I’m trying to write an XGBoost regressor for a specific use-case where overestimating the predicted value is more desirable than underpredicting it. Therefore, I wrote an underestimate_penalty_factor
variable to use in my custom objective penalizing underestimates more than overestimates. Ultimately, I wanted my objective to be a “weighted” mean square error of the form
Error(pred, label) = d(pred, label) * (pred - label)**2
,
where d(pred, label) = 1
whenever pred >= label
and d(pred, label) = underestimate_penalty_factor
otherwise. In other words, if underestimate_penalty_factor
is set to 1, this is just the square error, if it is set higher, underpredictions are penalized more than overpredictions. My model is initialized as so:
model = XGBRegressor(**other_params, objective=custom_loss)

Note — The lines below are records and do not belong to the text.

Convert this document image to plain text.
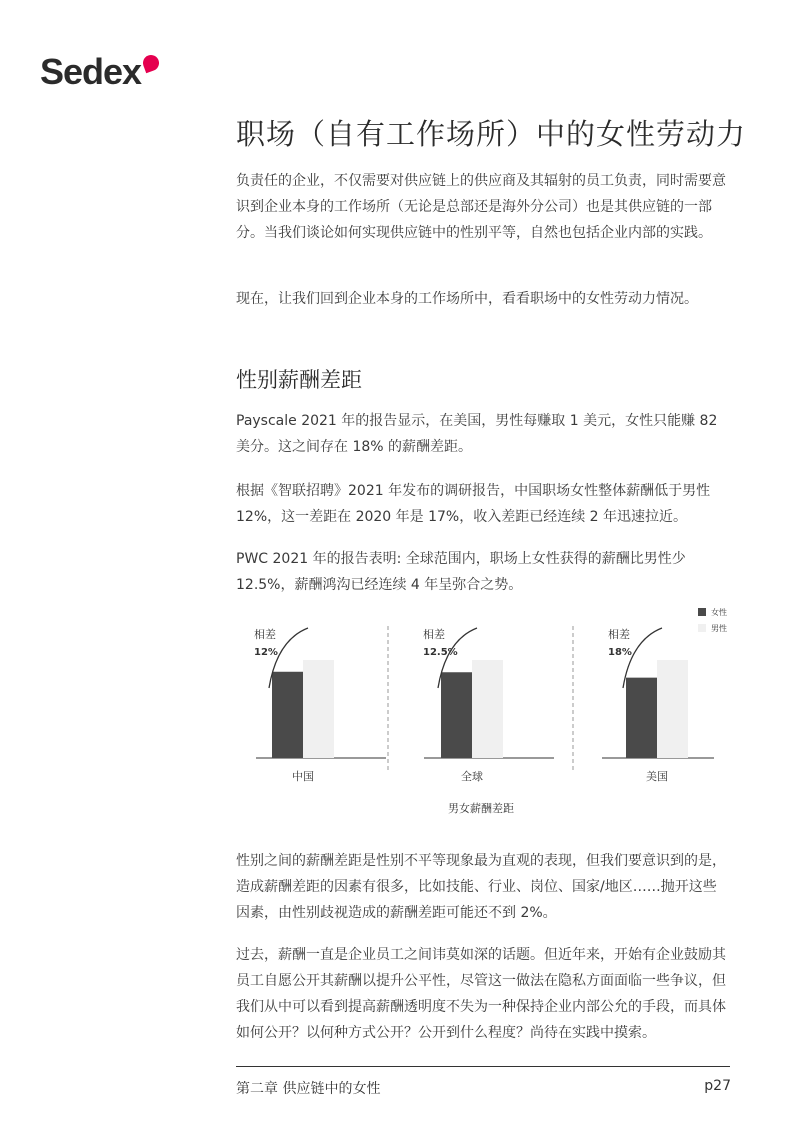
Sedex
职场（自有工作场所）中的女性劳动力

负责任的企业，不仅需要对供应链上的供应商及其辐射的员工负责，同时需要意识到企业本身的工作场所（无论是总部还是海外分公司）也是其供应链的一部分。当我们谈论如何实现供应链中的性别平等，自然也包括企业内部的实践。

现在，让我们回到企业本身的工作场所中，看看职场中的女性劳动力情况。

性别薪酬差距

Payscale 2021 年的报告显示，在美国，男性每赚取 1 美元，女性只能赚 82 美分。这之间存在 18% 的薪酬差距。

根据《智联招聘》2021 年发布的调研报告，中国职场女性整体薪酬低于男性 12%，这一差距在 2020 年是 17%，收入差距已经连续 2 年迅速拉近。

PWC 2021 年的报告表明: 全球范围内，职场上女性获得的薪酬比男性少 12.5%，薪酬鸿沟已经连续 4 年呈弥合之势。

中国
相差
12%
全球
相差
12.5%
美国
相差
18%
女性
男性
男女薪酬差距

性别之间的薪酬差距是性别不平等现象最为直观的表现，但我们要意识到的是，造成薪酬差距的因素有很多，比如技能、行业、岗位、国家/地区……抛开这些因素，由性别歧视造成的薪酬差距可能还不到 2%。

过去，薪酬一直是企业员工之间讳莫如深的话题。但近年来，开始有企业鼓励其员工自愿公开其薪酬以提升公平性，尽管这一做法在隐私方面面临一些争议，但我们从中可以看到提高薪酬透明度不失为一种保持企业内部公允的手段，而具体如何公开？以何种方式公开？公开到什么程度？尚待在实践中摸索。

第二章 供应链中的女性	p27
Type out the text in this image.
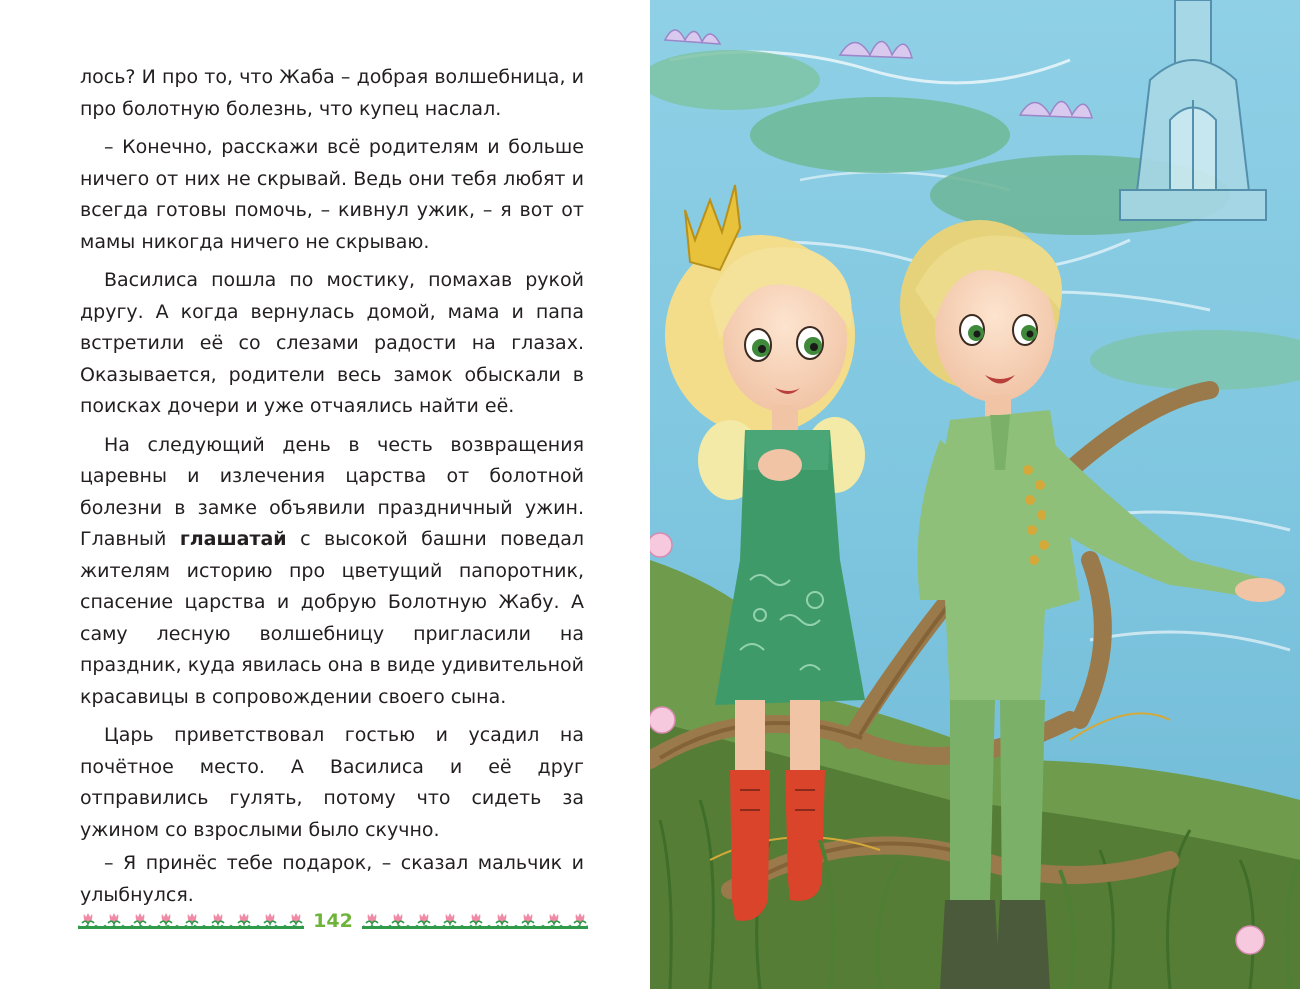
лось? И про то, что Жаба – добрая волшебница, и про болотную болезнь, что купец наслал.

– Конечно, расскажи всё родителям и больше ничего от них не скрывай. Ведь они тебя любят и всегда готовы помочь, – кивнул ужик, – я вот от мамы никогда ничего не скрываю.

Василиса пошла по мостику, помахав рукой другу. А когда вернулась домой, мама и папа встретили её со слезами радости на глазах. Оказывается, родители весь замок обыскали в поисках дочери и уже отчаялись найти её.

На следующий день в честь возвращения царевны и излечения царства от болотной болезни в замке объявили праздничный ужин. Главный глашатай с высокой башни поведал жителям историю про цветущий папоротник, спасение царства и добрую Болотную Жабу. А саму лесную волшебницу пригласили на праздник, куда явилась она в виде удивительной красавицы в сопровождении своего сына.

Царь приветствовал гостью и усадил на почётное место. А Василиса и её друг отправились гулять, потому что сидеть за ужином со взрослыми было скучно.

– Я принёс тебе подарок, – сказал мальчик и улыбнулся.

142
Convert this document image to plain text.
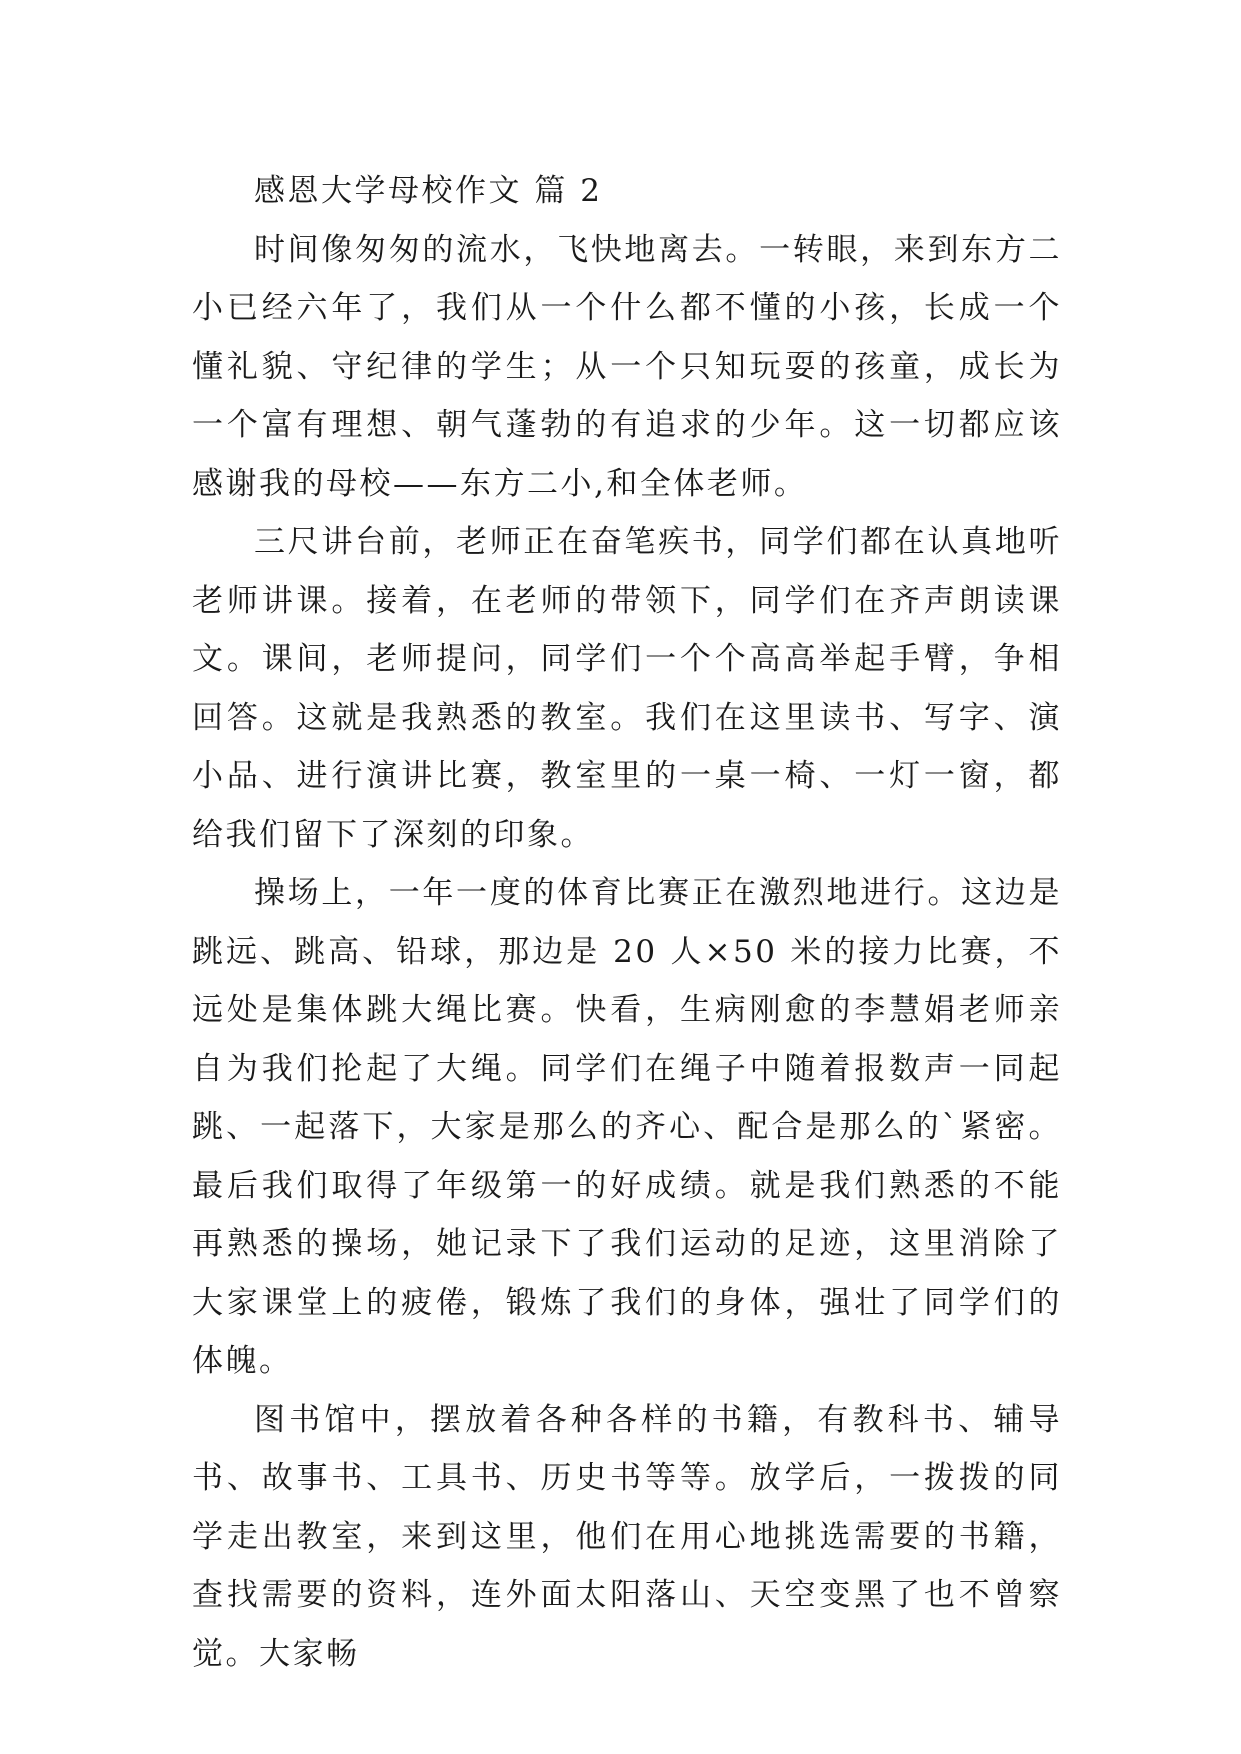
感恩大学母校作文 篇 2

时间像匆匆的流水，飞快地离去。一转眼，来到东方二小已经六年了，我们从一个什么都不懂的小孩，长成一个懂礼貌、守纪律的学生；从一个只知玩耍的孩童，成长为一个富有理想、朝气蓬勃的有追求的少年。这一切都应该感谢我的母校——东方二小,和全体老师。

三尺讲台前，老师正在奋笔疾书，同学们都在认真地听老师讲课。接着，在老师的带领下，同学们在齐声朗读课文。课间，老师提问，同学们一个个高高举起手臂，争相回答。这就是我熟悉的教室。我们在这里读书、写字、演小品、进行演讲比赛，教室里的一桌一椅、一灯一窗，都给我们留下了深刻的印象。

操场上，一年一度的体育比赛正在激烈地进行。这边是跳远、跳高、铅球，那边是 20 人×50 米的接力比赛，不远处是集体跳大绳比赛。快看，生病刚愈的李慧娟老师亲自为我们抡起了大绳。同学们在绳子中随着报数声一同起跳、一起落下，大家是那么的齐心、配合是那么的`紧密。最后我们取得了年级第一的好成绩。就是我们熟悉的不能再熟悉的操场，她记录下了我们运动的足迹，这里消除了大家课堂上的疲倦，锻炼了我们的身体，强壮了同学们的体魄。

图书馆中，摆放着各种各样的书籍，有教科书、辅导书、故事书、工具书、历史书等等。放学后，一拨拨的同学走出教室，来到这里，他们在用心地挑选需要的书籍，查找需要的资料，连外面太阳落山、天空变黑了也不曾察觉。大家畅
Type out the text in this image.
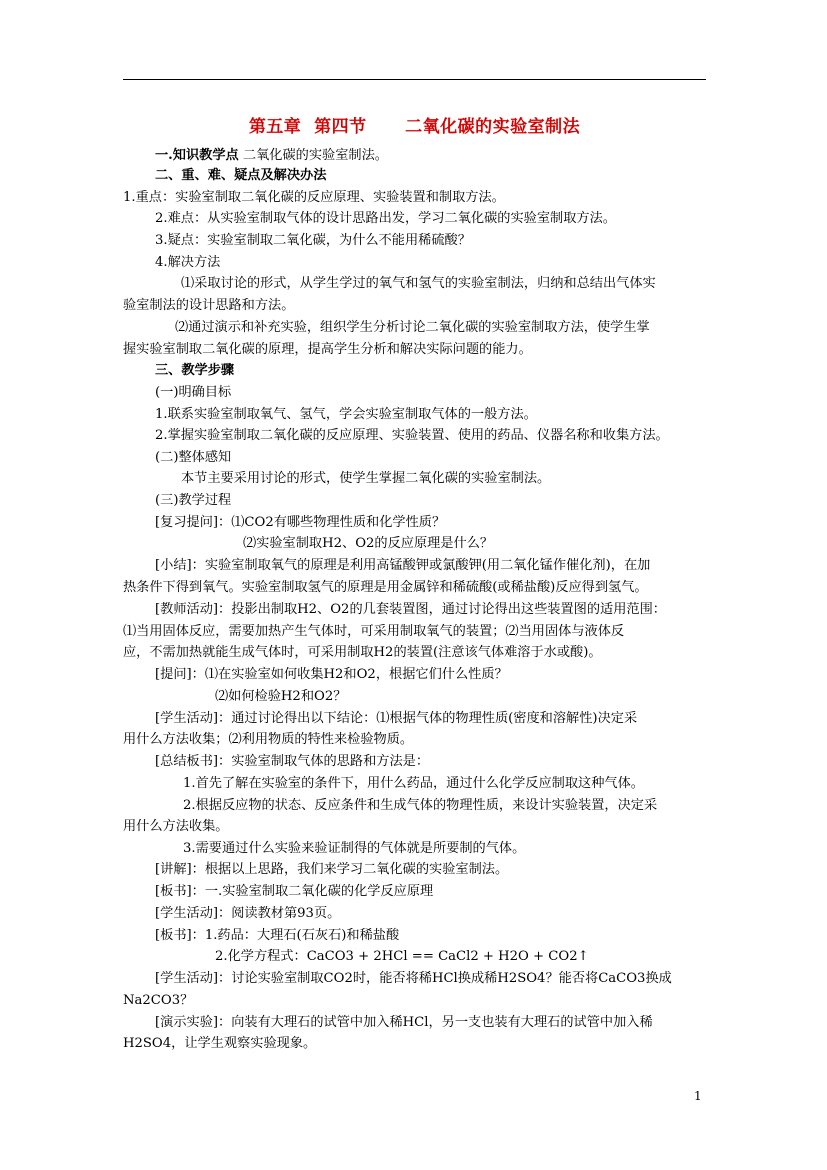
第五章  第四节      二氧化碳的实验室制法
一.知识教学点 二氧化碳的实验室制法。
二、重、难、疑点及解决办法
1.重点：实验室制取二氧化碳的反应原理、实验装置和制取方法。
2.难点：从实验室制取气体的设计思路出发，学习二氧化碳的实验室制取方法。
3.疑点：实验室制取二氧化碳，为什么不能用稀硫酸？
4.解决方法
⑴采取讨论的形式，从学生学过的氧气和氢气的实验室制法，归纳和总结出气体实
验室制法的设计思路和方法。
⑵通过演示和补充实验，组织学生分析讨论二氧化碳的实验室制取方法，使学生掌
握实验室制取二氧化碳的原理，提高学生分析和解决实际问题的能力。
三、教学步骤
(一)明确目标
1.联系实验室制取氧气、氢气，学会实验室制取气体的一般方法。
2.掌握实验室制取二氧化碳的反应原理、实验装置、使用的药品、仪器名称和收集方法。
(二)整体感知
本节主要采用讨论的形式，使学生掌握二氧化碳的实验室制法。
(三)教学过程
[复习提问]：⑴CO2有哪些物理性质和化学性质？
⑵实验室制取H2、O2的反应原理是什么？
[小结]：实验室制取氧气的原理是利用高锰酸钾或氯酸钾(用二氧化锰作催化剂)，在加
热条件下得到氧气。实验室制取氢气的原理是用金属锌和稀硫酸(或稀盐酸)反应得到氢气。
[教师活动]：投影出制取H2、O2的几套装置图，通过讨论得出这些装置图的适用范围：
⑴当用固体反应，需要加热产生气体时，可采用制取氧气的装置；⑵当用固体与液体反
应，不需加热就能生成气体时，可采用制取H2的装置(注意该气体难溶于水或酸)。
[提问]：⑴在实验室如何收集H2和O2，根据它们什么性质？
⑵如何检验H2和O2？
[学生活动]：通过讨论得出以下结论：⑴根据气体的物理性质(密度和溶解性)决定采
用什么方法收集；⑵利用物质的特性来检验物质。
[总结板书]：实验室制取气体的思路和方法是：
1.首先了解在实验室的条件下，用什么药品，通过什么化学反应制取这种气体。
2.根据反应物的状态、反应条件和生成气体的物理性质，来设计实验装置，决定采
用什么方法收集。
3.需要通过什么实验来验证制得的气体就是所要制的气体。
[讲解]：根据以上思路，我们来学习二氧化碳的实验室制法。
[板书]：一.实验室制取二氧化碳的化学反应原理
[学生活动]：阅读教材第93页。
[板书]：1.药品：大理石(石灰石)和稀盐酸
2.化学方程式：CaCO3 + 2HCl == CaCl2 + H2O + CO2↑
[学生活动]：讨论实验室制取CO2时，能否将稀HCl换成稀H2SO4？能否将CaCO3换成
Na2CO3？
[演示实验]：向装有大理石的试管中加入稀HCl，另一支也装有大理石的试管中加入稀
H2SO4，让学生观察实验现象。
1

and as far as I understand it, custom_loss
is expected to receive the predicted values and labels (in this order) and output the gradient and the “hessian” of the objective function to be minimized. So I wrote the function in the following way.
def custom_loss(
predt: np.ndarray,
dtrain: xgboost.DMatrix) -> tuple[np.ndarray, np.ndarray]:
d = predt - dtrain
d[d>0] = 1
d[d<=0] = underestimate_penalty_factor
return d * (predt - dtrain), d
This however produces the exact opposite results than expected, i.e. underestimates seem to be preferred when underestimate_penalty_factor
is set to a high number. The prediction seems to do exactly what I want when I write it in the opposite way, that is
def custom_loss(
predt: np.ndarray,
dtrain: xgboost.DMatrix) -> tuple[np.ndarray, np.ndarray]:
d = predt - dtrain
d[d>0] = underestimate_penalty_factor
d[d<=0] = 1
return d * (dtrain - predt), d
I guess I must be interpreting the custom objective function and its parameters in the wrong way. Could someone please clarify how it is?